Scannell had a very impressive pre-season and was rewarded with his first league start against Peterborough United on 9 August 2008. Southend won 1–0. Scannell joined League Two side Brentford on a two-month loan on 27 November. He made just one start and one sub appearance before returning to Southend on 8 January 2009.

After impressive substitute appearances Scannell was given only his second league start for Southend against Carlisle United on 21 March and scored his first professional goal in a 3–0 win.

His preparations for the 2009–10 season took a blow when he contracted swine flu in July 2009. On 23 March 2010, Scannell's season was prematurely cut short when he broke his fifth metatarsal in Southend's 3–0 win over Walsall.
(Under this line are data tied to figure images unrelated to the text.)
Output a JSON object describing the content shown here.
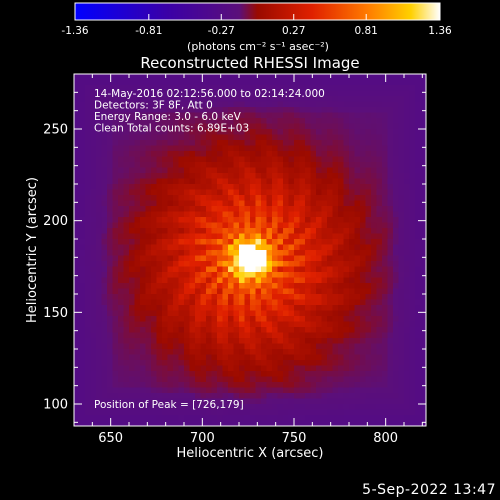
{
  "colorbar": {
    "ticks": [
      "-1.36",
      "-0.81",
      "-0.27",
      "0.27",
      "0.81",
      "1.36"
    ],
    "tick_values": [
      -1.36,
      -0.81,
      -0.27,
      0.27,
      0.81,
      1.36
    ],
    "range": [
      -1.36,
      1.36
    ],
    "units_label": "(photons cm⁻² s⁻¹ asec⁻²)"
  },
  "chart_data": {
    "type": "heatmap",
    "title": "Reconstructed RHESSI Image",
    "xlabel": "Heliocentric X (arcsec)",
    "ylabel": "Heliocentric Y (arcsec)",
    "xlim": [
      630,
      822
    ],
    "ylim": [
      88,
      280
    ],
    "xticks": [
      650,
      700,
      750,
      800
    ],
    "yticks": [
      100,
      150,
      200,
      250
    ],
    "peak": [
      726,
      179
    ],
    "info_lines": [
      "14-May-2016 02:12:56.000 to 02:14:24.000",
      "Detectors: 3F 8F, Att 0",
      "Energy Range: 3.0 - 6.0 keV",
      "Clean     Total counts: 6.89E+03"
    ],
    "peak_text": "Position of Peak = [726,179]",
    "colormap": [
      "#0000ff",
      "#3a00a8",
      "#5b0f7a",
      "#9a0a00",
      "#e02000",
      "#ff7a00",
      "#ffd000",
      "#ffffff"
    ]
  },
  "footer": {
    "timestamp": "5-Sep-2022 13:47"
  }
}
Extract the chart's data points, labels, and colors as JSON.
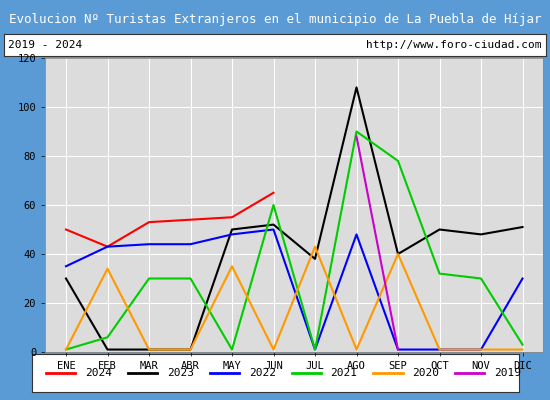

On 24 June, Scannell rejected a new two-year contract with Southend, he instead signed a two-year contract with Dagenham & Redbridge on 29 June 2010.

On 7 December 2011, after making 34 appearances and scoring two goals for Dagenham, Scannell made a return to Eastleigh. A season at Sutton United followed, before Scannell joined Bromley. On 16 January 2015, Scannell joined Sutton United on loan.

Scannell joined Isthmian League Premier Division club Dulwich Hamlet for the second time in his career ahead of the 2015–16 season, going on to score two goals on his second debut for the club in a 3–0 win over Canvey Island, and another goal in his next game, a 2–0 win over Merstham.

Following one season at Dulwich, in which he made 48 appearances in all competitions whilst scoring 8 goals, he moved to Tonbridge Angels ahead of the 2016–17 season.

Scannell made 40 appearances for Tonbridge during his first season at the club; however, in October 2017, having not played at all during the 2017–2018 season, he was forced to retire through injury.

==Personal life==
He is the brother of fellow footballer Sean Scannell.
Scannell now runs his own gym in Croydon, SimplyFitness UK.

Scannell's father (died 2015) was from County Armagh, and was also of Jamaican heritage.